Targets generally are infected due to a human error – someone clicking on a malicious email link, poor patch management or not using all the technology that is available to protect oneself.

One area to look at, Reed said, is the DNS traffic being generated by an organization. Malware has to communicate with its command-and-control server and the DNS layer is often used due to its ubiquitous nature, but this can mean wading through billions of queries, so an infosec team has to lean on technology to get the job done.

“While this equates to potentially billions of queries, the application of threat intelligence and machine learning techniques can analyze this activity at scale to deliver a rich source of information including early indicators of compromise. As such, proactive DNS cyber analytics should be wrapped into the overall security stack to intercept and neutralize attacks such as ransomware before they’re mobilized to cause harm,” he said.

On the other side of the equation are the basics that, if forgotten or not taken seriously, can lead to a massive amount of damage, Galloway said.

“Most ransomware attacks are reliant on exploiting existing vulnerabilities in computer systems. The WannaCry ransomware attack, for example, was caused by a very simple and common bad habit: using outdated and unpatched versions of software. This is… [still one] of the most common security weaknesses among organizations and enterprises,” she said.

So Galloway suggests the best way to protect against ransomware or most cyberattacks is by implementing basic security measures in conjunction with some higher level moves.

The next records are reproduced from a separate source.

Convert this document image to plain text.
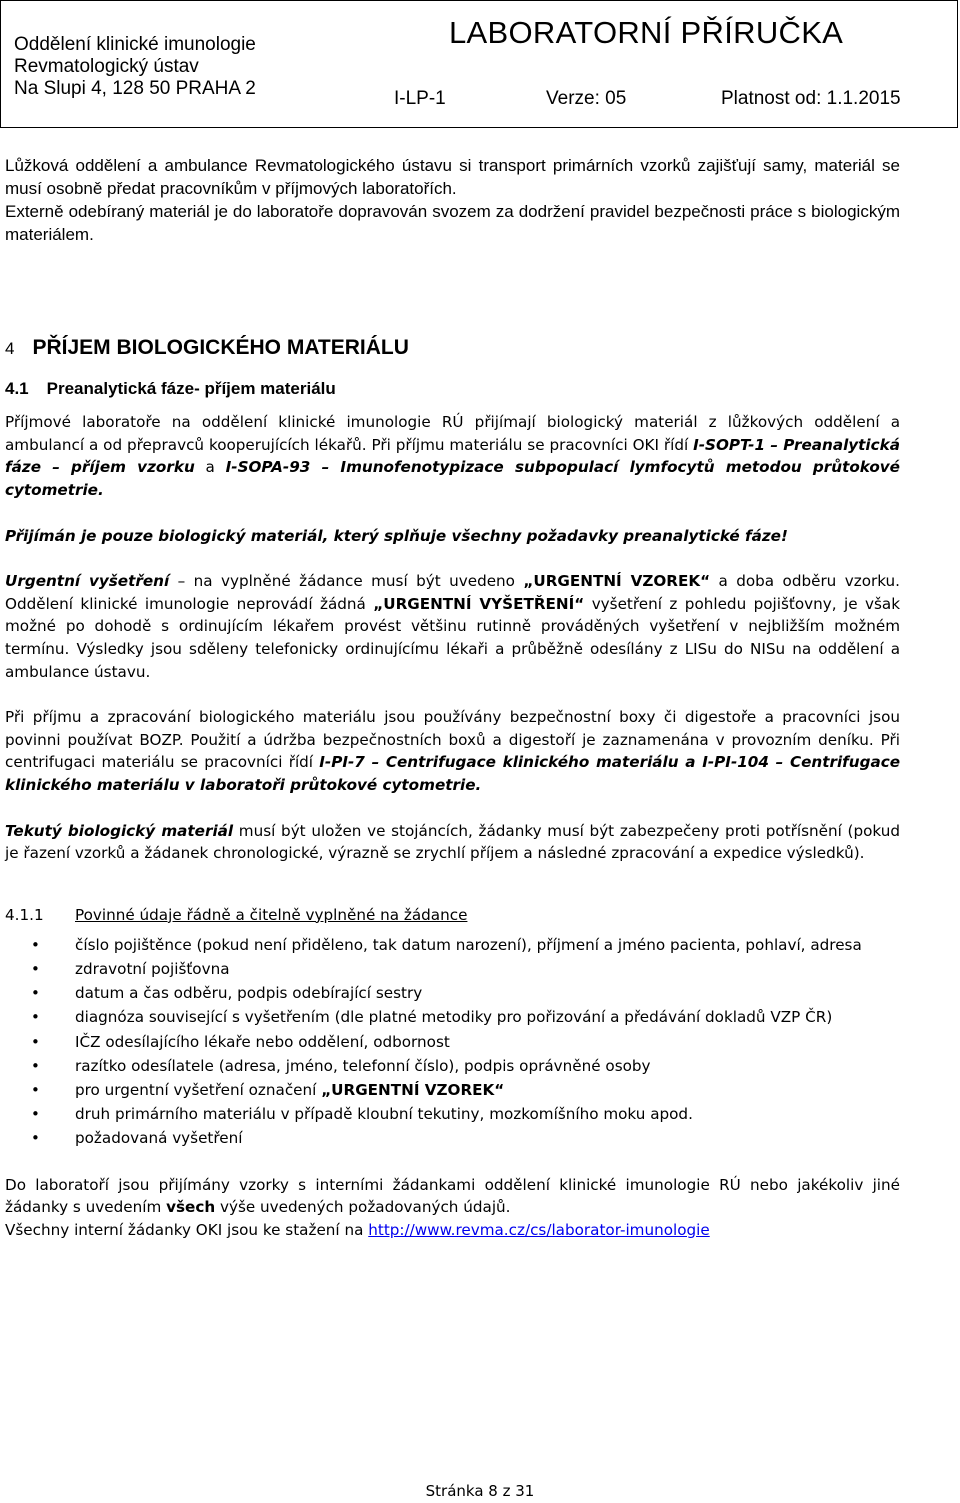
Oddělení klinické imunologie
Revmatologický ústav
Na Slupi 4, 128 50 PRAHA 2
LABORATORNÍ PŘÍRUČKA
I-LP-1	Verze: 05	Platnost od: 1.1.2015

Lůžková oddělení a ambulance Revmatologického ústavu si transport primárních vzorků zajišťují samy, materiál se musí osobně předat pracovníkům v příjmových laboratořích.

Externě odebíraný materiál je do laboratoře dopravován svozem za dodržení pravidel bezpečnosti práce s biologickým materiálem.

4 PŘÍJEM BIOLOGICKÉHO MATERIÁLU
4.1 Preanalytická fáze- příjem materiálu

Příjmové laboratoře na oddělení klinické imunologie RÚ přijímají biologický materiál z lůžkových oddělení a ambulancí a od přepravců kooperujících lékařů. Při příjmu materiálu se pracovníci OKI řídí I-SOPT-1 – Preanalytická fáze – příjem vzorku a I-SOPA-93 – Imunofenotypizace subpopulací lymfocytů metodou průtokové cytometrie.

Přijímán je pouze biologický materiál, který splňuje všechny požadavky preanalytické fáze!

Urgentní vyšetření – na vyplněné žádance musí být uvedeno „URGENTNÍ VZOREK“ a doba odběru vzorku. Oddělení klinické imunologie neprovádí žádná „URGENTNÍ VYŠETŘENÍ“ vyšetření z pohledu pojišťovny, je však možné po dohodě s ordinujícím lékařem provést většinu rutinně prováděných vyšetření v nejbližším možném termínu. Výsledky jsou sděleny telefonicky ordinujícímu lékaři a průběžně odesílány z LISu do NISu na oddělení a ambulance ústavu.

Při příjmu a zpracování biologického materiálu jsou používány bezpečnostní boxy či digestoře a pracovníci jsou povinni používat BOZP. Použití a údržba bezpečnostních boxů a digestoří je zaznamenána v provozním deníku. Při centrifugaci materiálu se pracovníci řídí I-PI-7 – Centrifugace klinického materiálu a I-PI-104 – Centrifugace klinického materiálu v laboratoři průtokové cytometrie.

Tekutý biologický materiál musí být uložen ve stojáncích, žádanky musí být zabezpečeny proti potřísnění (pokud je řazení vzorků a žádanek chronologické, výrazně se zrychlí příjem a následné zpracování a expedice výsledků).

4.1.1 Povinné údaje řádně a čitelně vyplněné na žádance
• číslo pojištěnce (pokud není přiděleno, tak datum narození), příjmení a jméno pacienta, pohlaví, adresa
• zdravotní pojišťovna
• datum a čas odběru, podpis odebírající sestry
• diagnóza související s vyšetřením (dle platné metodiky pro pořizování a předávání dokladů VZP ČR)
• IČZ odesílajícího lékaře nebo oddělení, odbornost
• razítko odesílatele (adresa, jméno, telefonní číslo), podpis oprávněné osoby
• pro urgentní vyšetření označení „URGENTNÍ VZOREK“
• druh primárního materiálu v případě kloubní tekutiny, mozkomíšního moku apod.
• požadovaná vyšetření

Do laboratoří jsou přijímány vzorky s interními žádankami oddělení klinické imunologie RÚ nebo jakékoliv jiné žádanky s uvedením všech výše uvedených požadovaných údajů.

Všechny interní žádanky OKI jsou ke stažení na http://www.revma.cz/cs/laborator-imunologie

Stránka 8 z 31
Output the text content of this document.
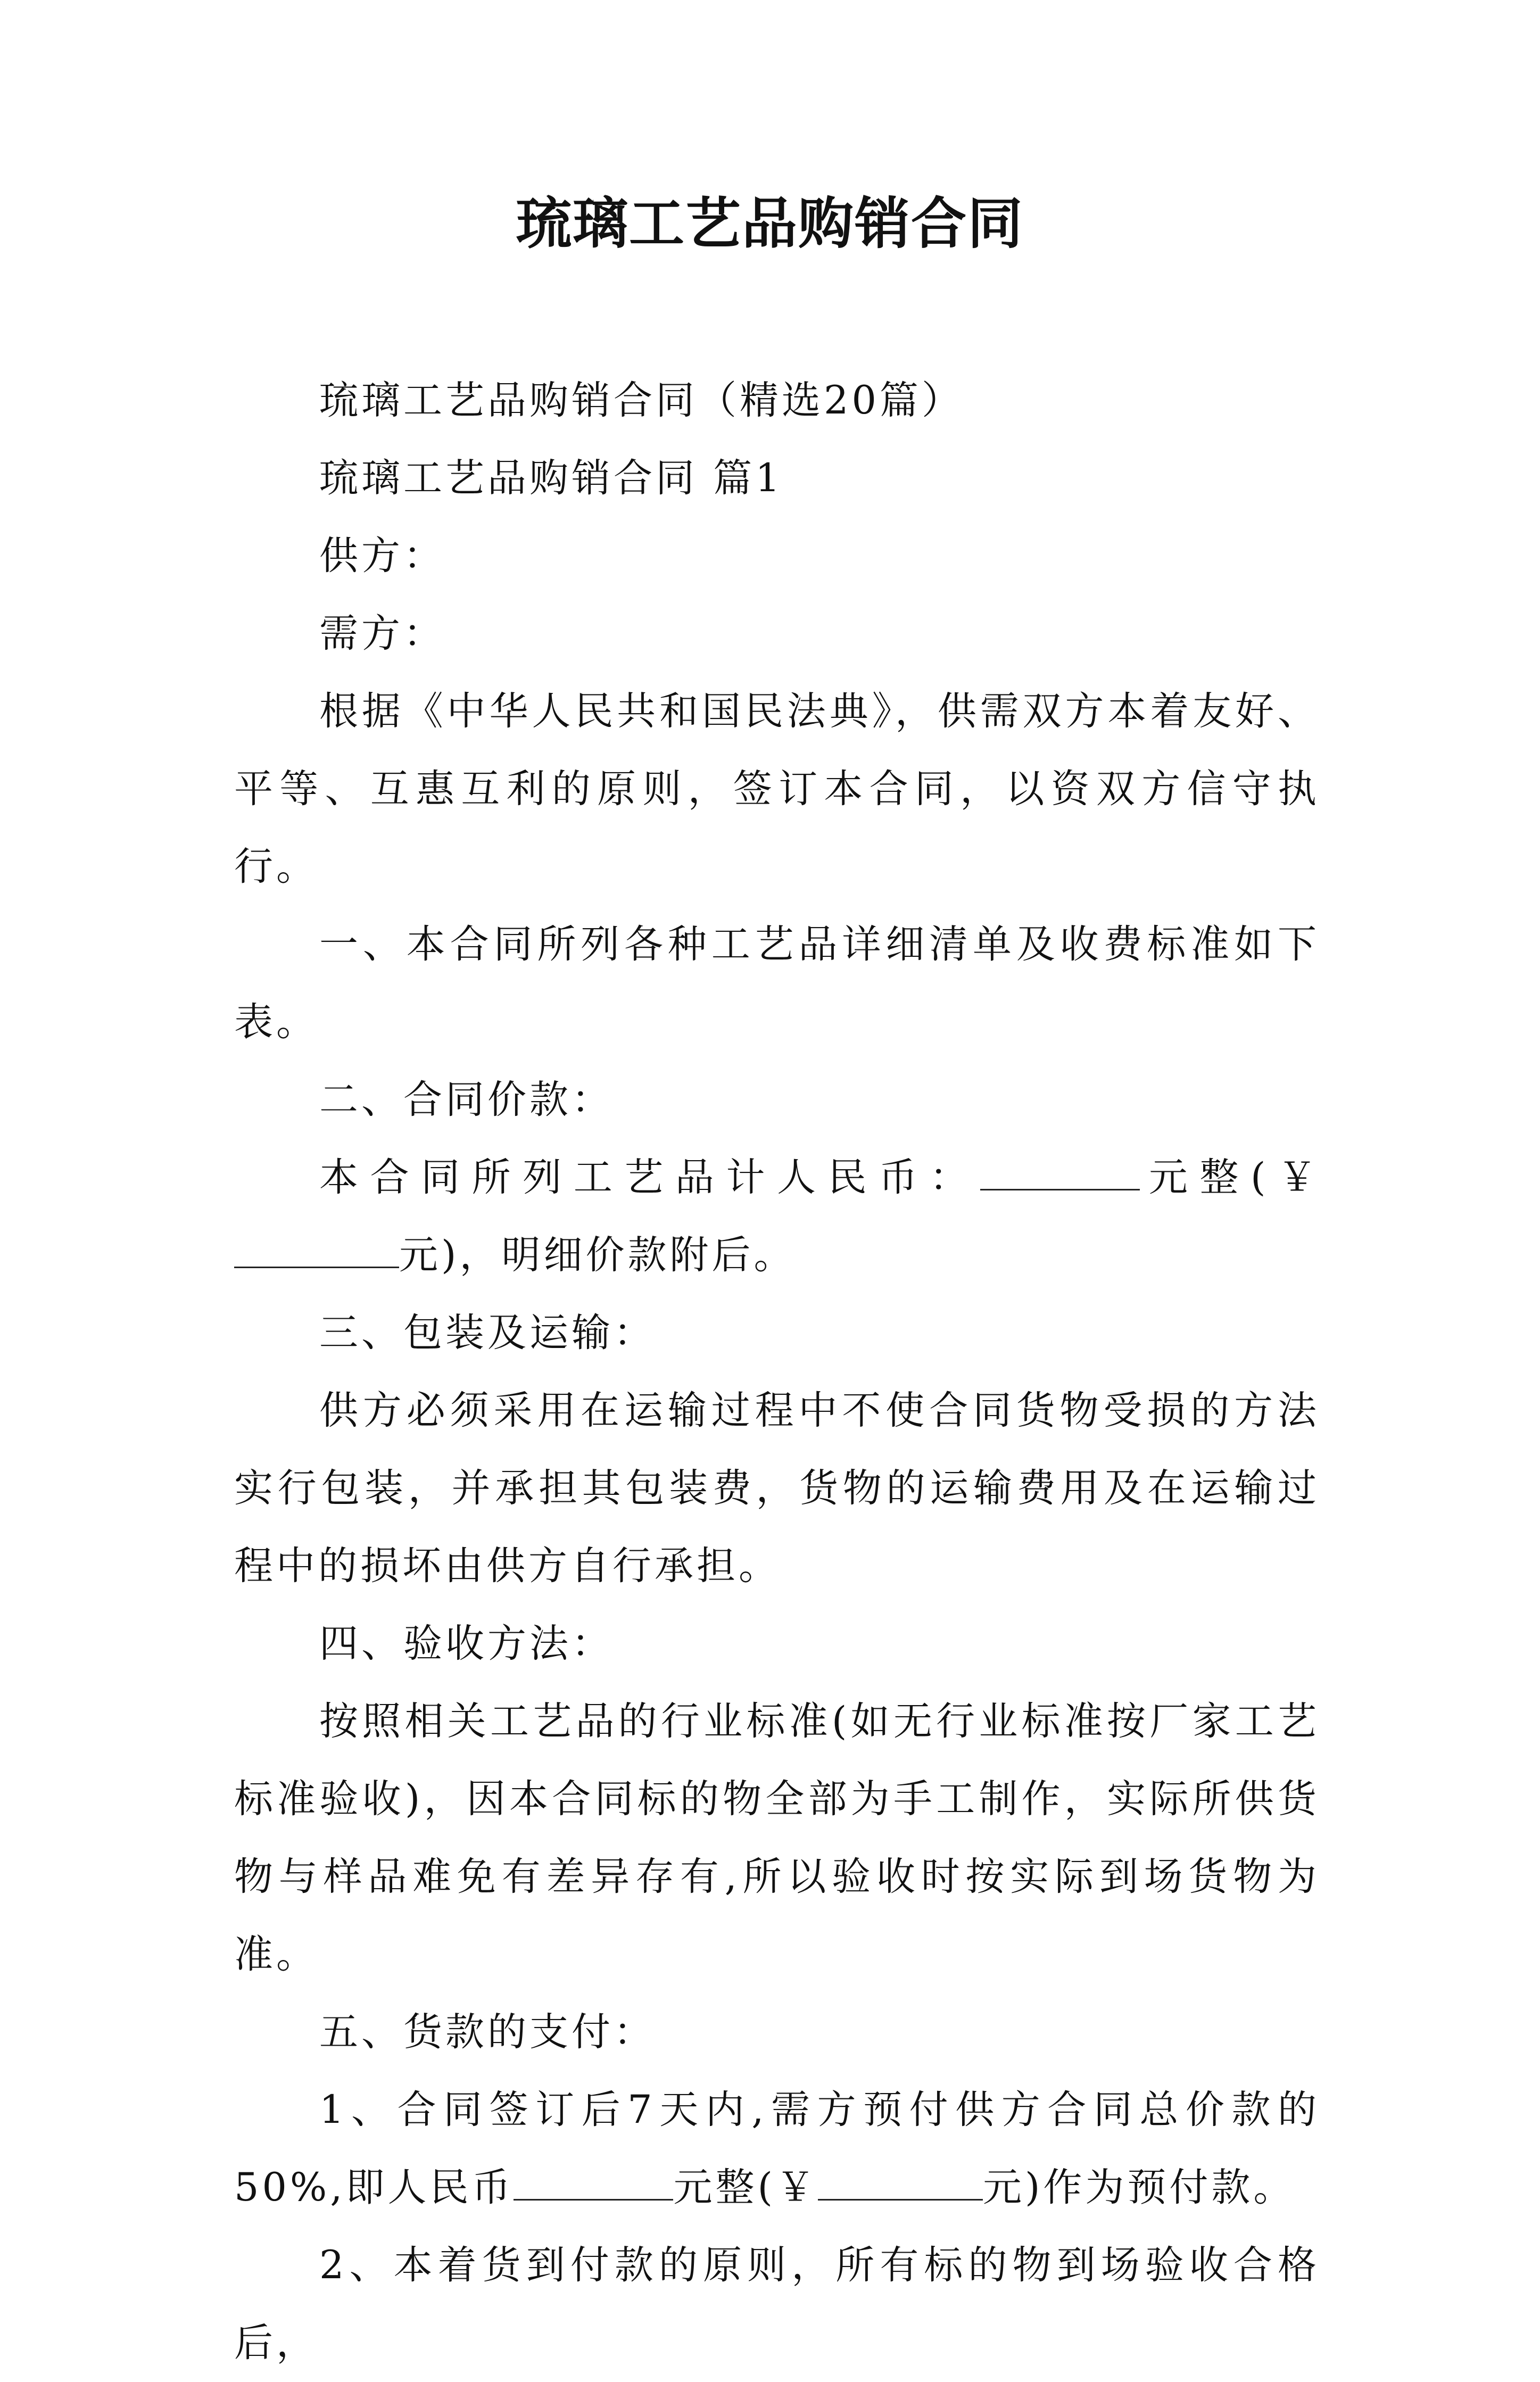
琉璃工艺品购销合同

琉璃工艺品购销合同（精选20篇）

琉璃工艺品购销合同 篇1

供方：

需方：

根据《中华人民共和国民法典》，供需双方本着友好、平等、互惠互利的原则，签订本合同，以资双方信守执行。

一、本合同所列各种工艺品详细清单及收费标准如下表。

二、合同价款：

本合同所列工艺品计人民币：	元整(￥元)，明细价款附后。

三、包装及运输：

供方必须采用在运输过程中不使合同货物受损的方法实行包装，并承担其包装费，货物的运输费用及在运输过程中的损坏由供方自行承担。

四、验收方法：

按照相关工艺品的行业标准(如无行业标准按厂家工艺标准验收)，因本合同标的物全部为手工制作，实际所供货物与样品难免有差异存有,所以验收时按实际到场货物为准。

五、货款的支付：

1、合同签订后7天内,需方预付供方合同总价款的50%,即人民币	元整(￥	元)作为预付款。

2、本着货到付款的原则，所有标的物到场验收合格后，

“This means patching programs and enabling automatic updates, limiting permissions on systems and having procedures to deal with disaster recovery. Organizations should implement: centralized update management; antivirus protection on all systems and endpoints, preferably with support for on-demand scanning by users of suspicious attachments prior to opening them; SIEM capabilities, for timely attack detection; and automated software audit tools to identify vulnerabilities,” she said.

SC Media has reached out to ASCO but has not received a response.